While common computer fonts may not provide both the eyelash and the simple reph/ rapahar or default to the simple raphar in QWERTY-keyboard based typing, a common instruction while writing by hand for the "ry" consonant cluster specifically was to use the simple raphar (common with Sanskrit) for Sanskrit-based loanwords (Tatsama) and those words from other languages which have a half-R in the nominative case (the Arabic "darya" or "dariya," meaning ocean, as shown above), while the eyelash reph (also known as the "in the stomach" form, akin to a dagger to the "belly" of the Y, in colloquial usage) was to be used with pluralizations and stem forms of R-ending words ("valleys" and "cook" in the above example).

== Printing ==
Before printing in Marathi was possible, the Modi script was used for writing prose, and balabodha was used for writing poetry. When printing in Marathi became possible, choosing between Modi and balabodha was a problem. William Carey published the first book on Marathi grammar in 1805 using balabodha since printing in the Modi script was not available to him in Serampore, Bengal. At the time, Marathi books were generally written in balabodha. However, subsequent editions of William Carey's book on Marathi grammar, starting in 1810, did employ the Modi script.

== As primary style ==
On 25 July 1917, the Bombay Presidency decided to replace the Modi script with balabodha as the primary script of administration, for convenience and uniformity with the other areas of the presidency. The Modi script continued to be taught in schools until several decades later and continued to be used as an alternate script to Balabodha. The script was still widely used, until the 1940s, by the people of older generations for personal and financial uses.
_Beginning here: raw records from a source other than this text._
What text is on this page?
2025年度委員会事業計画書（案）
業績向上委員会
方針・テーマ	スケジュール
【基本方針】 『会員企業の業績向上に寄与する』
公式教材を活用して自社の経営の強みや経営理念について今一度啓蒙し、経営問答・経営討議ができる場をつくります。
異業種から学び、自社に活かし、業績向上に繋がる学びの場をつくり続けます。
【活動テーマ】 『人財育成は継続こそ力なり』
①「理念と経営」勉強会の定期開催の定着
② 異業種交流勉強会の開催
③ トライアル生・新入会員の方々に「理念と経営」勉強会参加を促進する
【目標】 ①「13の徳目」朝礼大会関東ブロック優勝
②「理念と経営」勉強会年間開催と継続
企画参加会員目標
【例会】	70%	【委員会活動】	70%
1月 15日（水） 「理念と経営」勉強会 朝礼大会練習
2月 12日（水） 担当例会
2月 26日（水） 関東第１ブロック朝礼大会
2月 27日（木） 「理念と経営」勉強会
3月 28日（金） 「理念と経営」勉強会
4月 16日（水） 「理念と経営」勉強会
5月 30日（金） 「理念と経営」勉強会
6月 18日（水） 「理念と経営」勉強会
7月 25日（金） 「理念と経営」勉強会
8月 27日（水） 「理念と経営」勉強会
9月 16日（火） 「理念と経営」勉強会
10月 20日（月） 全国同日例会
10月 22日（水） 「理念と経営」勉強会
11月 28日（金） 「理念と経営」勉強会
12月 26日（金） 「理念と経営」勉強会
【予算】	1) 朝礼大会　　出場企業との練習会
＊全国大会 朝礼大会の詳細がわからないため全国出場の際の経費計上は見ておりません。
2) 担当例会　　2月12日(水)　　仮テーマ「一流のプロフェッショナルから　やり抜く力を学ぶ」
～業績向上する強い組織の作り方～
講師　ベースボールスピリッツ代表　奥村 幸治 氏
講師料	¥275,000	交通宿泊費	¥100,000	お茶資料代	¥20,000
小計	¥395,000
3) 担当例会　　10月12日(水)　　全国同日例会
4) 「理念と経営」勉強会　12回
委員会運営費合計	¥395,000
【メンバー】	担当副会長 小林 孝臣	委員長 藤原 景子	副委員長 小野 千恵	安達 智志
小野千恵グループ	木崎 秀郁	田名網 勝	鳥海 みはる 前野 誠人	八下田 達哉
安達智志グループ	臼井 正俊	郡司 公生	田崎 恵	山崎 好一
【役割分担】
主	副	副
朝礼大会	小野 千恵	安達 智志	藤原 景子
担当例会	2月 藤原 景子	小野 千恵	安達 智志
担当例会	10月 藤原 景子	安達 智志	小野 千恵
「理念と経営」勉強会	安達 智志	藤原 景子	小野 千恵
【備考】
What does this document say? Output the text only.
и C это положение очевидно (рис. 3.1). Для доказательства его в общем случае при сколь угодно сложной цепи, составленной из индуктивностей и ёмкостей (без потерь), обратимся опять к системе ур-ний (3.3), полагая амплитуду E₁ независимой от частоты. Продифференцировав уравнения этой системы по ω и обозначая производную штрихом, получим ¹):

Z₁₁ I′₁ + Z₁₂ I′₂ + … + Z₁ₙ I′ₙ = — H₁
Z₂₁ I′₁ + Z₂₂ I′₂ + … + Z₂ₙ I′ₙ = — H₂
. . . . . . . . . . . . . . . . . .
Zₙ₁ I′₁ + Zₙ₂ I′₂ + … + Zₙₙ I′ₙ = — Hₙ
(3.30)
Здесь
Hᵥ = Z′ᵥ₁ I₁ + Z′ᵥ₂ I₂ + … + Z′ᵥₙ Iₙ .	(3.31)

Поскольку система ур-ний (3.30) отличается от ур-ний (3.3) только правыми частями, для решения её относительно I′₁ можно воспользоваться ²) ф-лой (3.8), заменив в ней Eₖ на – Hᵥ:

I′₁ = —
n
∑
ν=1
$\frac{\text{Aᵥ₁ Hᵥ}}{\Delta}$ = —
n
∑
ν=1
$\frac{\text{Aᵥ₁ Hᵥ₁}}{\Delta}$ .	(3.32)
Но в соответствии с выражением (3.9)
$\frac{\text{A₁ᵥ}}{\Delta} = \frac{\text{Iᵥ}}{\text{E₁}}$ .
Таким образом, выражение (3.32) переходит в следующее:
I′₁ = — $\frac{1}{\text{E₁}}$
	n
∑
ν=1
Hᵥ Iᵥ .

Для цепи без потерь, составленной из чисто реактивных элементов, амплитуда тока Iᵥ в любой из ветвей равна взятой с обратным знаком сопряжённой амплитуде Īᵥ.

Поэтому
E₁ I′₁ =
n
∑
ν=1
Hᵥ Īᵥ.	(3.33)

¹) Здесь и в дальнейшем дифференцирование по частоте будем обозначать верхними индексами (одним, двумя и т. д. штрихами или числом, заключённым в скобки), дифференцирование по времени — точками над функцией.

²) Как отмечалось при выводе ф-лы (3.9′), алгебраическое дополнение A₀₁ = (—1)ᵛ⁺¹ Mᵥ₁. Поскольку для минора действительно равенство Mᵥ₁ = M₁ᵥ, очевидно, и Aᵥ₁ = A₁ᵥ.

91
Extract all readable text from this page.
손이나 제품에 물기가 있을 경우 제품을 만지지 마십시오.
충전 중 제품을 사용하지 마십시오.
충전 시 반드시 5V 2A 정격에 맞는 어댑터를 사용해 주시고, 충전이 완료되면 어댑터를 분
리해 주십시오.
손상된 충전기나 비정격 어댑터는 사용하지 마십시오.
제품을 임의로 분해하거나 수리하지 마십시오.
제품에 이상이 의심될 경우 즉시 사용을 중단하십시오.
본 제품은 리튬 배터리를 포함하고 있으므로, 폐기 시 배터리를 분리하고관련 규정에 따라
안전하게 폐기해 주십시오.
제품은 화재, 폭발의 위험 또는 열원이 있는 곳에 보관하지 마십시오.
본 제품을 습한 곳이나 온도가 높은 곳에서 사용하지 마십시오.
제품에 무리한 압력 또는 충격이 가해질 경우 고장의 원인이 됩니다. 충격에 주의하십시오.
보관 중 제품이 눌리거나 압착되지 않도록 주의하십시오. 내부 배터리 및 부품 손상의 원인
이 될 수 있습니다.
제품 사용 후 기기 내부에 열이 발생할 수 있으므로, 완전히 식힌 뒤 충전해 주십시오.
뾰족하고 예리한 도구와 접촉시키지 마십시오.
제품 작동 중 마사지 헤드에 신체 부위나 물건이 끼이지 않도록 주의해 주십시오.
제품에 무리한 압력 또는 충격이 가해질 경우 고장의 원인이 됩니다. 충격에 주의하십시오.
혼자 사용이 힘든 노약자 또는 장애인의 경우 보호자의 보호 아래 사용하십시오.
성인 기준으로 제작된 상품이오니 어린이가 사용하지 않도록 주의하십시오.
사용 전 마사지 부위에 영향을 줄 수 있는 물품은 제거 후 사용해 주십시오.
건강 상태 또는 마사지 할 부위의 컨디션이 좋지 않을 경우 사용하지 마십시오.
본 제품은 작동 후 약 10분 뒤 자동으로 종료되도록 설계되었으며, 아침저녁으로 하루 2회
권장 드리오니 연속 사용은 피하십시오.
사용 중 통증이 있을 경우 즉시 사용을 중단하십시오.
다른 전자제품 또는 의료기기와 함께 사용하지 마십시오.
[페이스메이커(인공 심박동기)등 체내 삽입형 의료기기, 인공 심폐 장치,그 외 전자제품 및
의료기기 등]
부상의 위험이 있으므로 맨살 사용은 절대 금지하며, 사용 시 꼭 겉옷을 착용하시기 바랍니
However, the use of Modi diminished since then and now Balabodha is the primary script used to write Marathi.

== Korku language ==

In addition to Marathi, balabodha is also used to write the Korku language of the Munda subdivision Austroasiatic language family, which is spoken by the Korku people who live in parts of Maharashtra and Madhya Pradesh.